M. A… soutient que :
- la décision portant obligation de quitter le territoire français n’est pas suffisamment motivée ;
- elle est entachée d’une erreur manifeste d’appréciation quant à ses conséquences sur sa situation personnelle ;
- elle méconnait les stipulations de l’article 8 de la convention européenne de sauvegarde des droits humains et des libertés fondamentales ;
- la décision fixant le pays de destination méconnait les stipulations de l’article 3 de la convention européenne de sauvegarde des droits humains et des libertés fondamentales ;
- l’interdiction de retour sur le territoire français n’est pas motivée ;
- elle méconnait les dispositions de l’article L. 612-8 du code de l’entrée et du séjour des étrangers et du droit d’asile et est entachée d’une erreur manifeste d’appréciation.
La requête a été communiquée au préfet de La Réunion qui n’a pas produit de mémoire en défense, malgré une mise en demeure en date du 26 janvier 2026.
Par décision du 29 octobre 2025, la section administrative du bureau d’aide juridictionnelle près le tribunal judiciaire de Saint-Denis a admis M. A… au bénéfice de l’aide juridictionnelle totale.

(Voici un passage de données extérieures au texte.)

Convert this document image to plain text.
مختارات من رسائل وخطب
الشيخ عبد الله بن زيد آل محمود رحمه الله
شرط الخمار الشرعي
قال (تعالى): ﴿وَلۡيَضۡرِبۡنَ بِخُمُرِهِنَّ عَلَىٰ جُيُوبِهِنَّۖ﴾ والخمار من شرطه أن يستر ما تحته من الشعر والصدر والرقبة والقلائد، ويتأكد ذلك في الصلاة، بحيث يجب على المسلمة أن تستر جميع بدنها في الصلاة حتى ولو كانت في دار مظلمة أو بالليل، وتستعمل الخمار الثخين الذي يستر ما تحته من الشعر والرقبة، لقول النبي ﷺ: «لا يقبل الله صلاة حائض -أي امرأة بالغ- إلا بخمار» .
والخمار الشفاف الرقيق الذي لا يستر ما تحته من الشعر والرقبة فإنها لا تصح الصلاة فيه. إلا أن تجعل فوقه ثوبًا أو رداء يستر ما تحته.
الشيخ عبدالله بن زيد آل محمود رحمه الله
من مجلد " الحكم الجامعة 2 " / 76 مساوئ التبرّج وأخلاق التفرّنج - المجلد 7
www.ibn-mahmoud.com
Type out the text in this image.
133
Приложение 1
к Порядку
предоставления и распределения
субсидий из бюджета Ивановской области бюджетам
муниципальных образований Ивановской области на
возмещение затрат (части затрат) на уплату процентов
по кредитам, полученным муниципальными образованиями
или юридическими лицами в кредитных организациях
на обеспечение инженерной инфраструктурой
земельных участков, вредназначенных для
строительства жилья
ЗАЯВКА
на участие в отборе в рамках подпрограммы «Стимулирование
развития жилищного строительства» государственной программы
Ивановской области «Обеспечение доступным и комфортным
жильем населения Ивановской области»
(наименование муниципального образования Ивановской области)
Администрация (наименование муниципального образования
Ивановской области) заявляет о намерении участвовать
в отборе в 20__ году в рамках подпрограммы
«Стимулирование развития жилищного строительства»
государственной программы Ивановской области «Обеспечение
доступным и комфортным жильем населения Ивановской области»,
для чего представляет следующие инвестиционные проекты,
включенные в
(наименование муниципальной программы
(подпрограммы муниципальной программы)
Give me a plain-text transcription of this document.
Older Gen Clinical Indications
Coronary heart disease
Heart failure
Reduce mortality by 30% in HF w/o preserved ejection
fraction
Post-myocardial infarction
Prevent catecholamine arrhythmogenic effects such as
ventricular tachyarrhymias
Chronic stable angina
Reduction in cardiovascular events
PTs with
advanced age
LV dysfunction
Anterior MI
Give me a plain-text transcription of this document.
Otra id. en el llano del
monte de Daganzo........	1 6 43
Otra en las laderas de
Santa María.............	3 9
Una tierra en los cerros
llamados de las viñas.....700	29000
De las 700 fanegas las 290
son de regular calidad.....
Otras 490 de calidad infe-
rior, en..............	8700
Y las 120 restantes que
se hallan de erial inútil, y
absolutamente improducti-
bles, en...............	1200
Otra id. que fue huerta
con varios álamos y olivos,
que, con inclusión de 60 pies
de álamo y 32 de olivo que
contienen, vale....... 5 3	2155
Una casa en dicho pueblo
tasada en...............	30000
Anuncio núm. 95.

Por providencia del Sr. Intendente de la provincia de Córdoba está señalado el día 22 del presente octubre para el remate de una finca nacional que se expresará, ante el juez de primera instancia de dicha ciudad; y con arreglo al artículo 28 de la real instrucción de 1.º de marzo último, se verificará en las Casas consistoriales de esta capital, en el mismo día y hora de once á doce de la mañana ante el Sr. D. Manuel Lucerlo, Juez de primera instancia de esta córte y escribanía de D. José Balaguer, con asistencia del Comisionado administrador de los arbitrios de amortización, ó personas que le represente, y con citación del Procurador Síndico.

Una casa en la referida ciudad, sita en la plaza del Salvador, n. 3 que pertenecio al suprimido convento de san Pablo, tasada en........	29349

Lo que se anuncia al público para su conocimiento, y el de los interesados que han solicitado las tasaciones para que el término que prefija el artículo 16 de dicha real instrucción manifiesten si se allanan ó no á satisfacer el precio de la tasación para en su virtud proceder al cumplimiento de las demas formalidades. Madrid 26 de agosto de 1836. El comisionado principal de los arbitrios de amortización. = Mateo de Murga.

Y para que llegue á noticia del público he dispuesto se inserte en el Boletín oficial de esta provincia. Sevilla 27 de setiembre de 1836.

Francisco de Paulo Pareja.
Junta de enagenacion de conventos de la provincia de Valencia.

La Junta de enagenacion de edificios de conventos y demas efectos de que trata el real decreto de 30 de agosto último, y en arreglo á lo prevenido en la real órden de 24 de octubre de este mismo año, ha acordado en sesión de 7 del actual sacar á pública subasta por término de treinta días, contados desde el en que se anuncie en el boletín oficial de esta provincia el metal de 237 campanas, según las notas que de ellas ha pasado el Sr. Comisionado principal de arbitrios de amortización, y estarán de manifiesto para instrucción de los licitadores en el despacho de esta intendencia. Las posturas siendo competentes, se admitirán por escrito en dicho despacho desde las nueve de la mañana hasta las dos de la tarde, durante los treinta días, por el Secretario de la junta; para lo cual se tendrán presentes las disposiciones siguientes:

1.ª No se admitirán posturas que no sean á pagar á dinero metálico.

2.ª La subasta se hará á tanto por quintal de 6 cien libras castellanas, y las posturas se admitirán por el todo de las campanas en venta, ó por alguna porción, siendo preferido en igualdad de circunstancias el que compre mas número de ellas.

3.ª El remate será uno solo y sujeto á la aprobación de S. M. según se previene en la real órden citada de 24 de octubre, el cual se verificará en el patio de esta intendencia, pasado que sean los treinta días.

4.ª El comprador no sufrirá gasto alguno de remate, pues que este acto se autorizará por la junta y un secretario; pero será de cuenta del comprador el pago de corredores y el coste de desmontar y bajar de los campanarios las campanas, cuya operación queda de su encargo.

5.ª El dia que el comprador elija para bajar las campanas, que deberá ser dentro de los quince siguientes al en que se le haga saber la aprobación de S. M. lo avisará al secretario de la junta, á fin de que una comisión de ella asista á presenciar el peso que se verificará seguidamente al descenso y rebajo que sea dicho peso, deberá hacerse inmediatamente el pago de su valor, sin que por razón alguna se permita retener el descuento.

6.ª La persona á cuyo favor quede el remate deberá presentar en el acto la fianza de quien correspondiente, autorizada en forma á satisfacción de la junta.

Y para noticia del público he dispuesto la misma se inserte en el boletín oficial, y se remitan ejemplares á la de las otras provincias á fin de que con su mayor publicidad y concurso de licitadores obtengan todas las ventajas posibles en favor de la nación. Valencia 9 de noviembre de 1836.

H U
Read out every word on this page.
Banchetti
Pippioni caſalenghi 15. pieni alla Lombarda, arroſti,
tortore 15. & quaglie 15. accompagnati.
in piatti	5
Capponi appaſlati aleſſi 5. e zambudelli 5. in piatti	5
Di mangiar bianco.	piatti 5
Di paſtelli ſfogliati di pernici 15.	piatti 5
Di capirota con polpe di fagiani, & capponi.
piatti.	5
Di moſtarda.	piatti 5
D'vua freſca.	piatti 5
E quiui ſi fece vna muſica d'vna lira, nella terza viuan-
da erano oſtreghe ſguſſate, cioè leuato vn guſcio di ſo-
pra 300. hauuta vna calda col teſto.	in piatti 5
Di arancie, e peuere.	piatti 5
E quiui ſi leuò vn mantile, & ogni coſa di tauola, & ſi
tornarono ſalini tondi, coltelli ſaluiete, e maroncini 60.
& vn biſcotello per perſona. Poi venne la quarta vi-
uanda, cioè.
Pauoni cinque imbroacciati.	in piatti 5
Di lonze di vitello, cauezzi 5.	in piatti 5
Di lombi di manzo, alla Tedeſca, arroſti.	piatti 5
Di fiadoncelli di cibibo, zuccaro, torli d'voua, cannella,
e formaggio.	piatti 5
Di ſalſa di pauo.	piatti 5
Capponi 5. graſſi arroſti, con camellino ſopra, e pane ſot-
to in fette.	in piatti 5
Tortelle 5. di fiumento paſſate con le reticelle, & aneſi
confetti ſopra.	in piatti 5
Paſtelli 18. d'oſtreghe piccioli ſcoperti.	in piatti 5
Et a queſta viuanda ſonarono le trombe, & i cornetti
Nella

Vu les autres pièces du dossier.
Vu :
- la convention européenne de sauvegarde des droits humains et des libertés fondamentales ;
- le code de l’entrée et du séjour des étrangers et du droit d’asile ;
- la loi n° 91-647 du 10 juillet 1991 ;
- le code de justice administrative.
Le président de la formation de jugement a dispensé le rapporteur public, sur sa proposition, de prononcer des conclusions à l’audience.
Les parties ont été régulièrement averties du jour de l’audience.
Ont été entendus au cours de l’audience publique du 28 avril 2026 :
- le rapport de M. Jégard,
- et les observations de M. A…, en présence de Me Jeanne-Rose substituant Me Ali, qui se déclare gréviste.
Considérant ce qui suit :
M. B… A…, ressortissant srilankais né en 1980, est entré à La Réunion le 31 juillet 2022, où il a sollicité l’asile le 20 septembre suivant. Sa demande d’asile a été rejetée par l’Office français de protection des réfugiés et apatrides (OFPRA) le 31 mai 2023 puis par la Cour nationale du droit d’asile (CNDA) le 12 mars 2025. Par un arrêté du 25 avril 2025, le préfet de La Réunion a fait obligation à M. A… de quitter le territoire français dans un délai de trente jours, a fixé le pays de destination, lui a fait interdiction de retour pendant deux années et l’a informé de son signalement aux fins de non-admission dans le système d’information Schengen. Par sa requête, M. A… sollicite l’annulation de ces décisions.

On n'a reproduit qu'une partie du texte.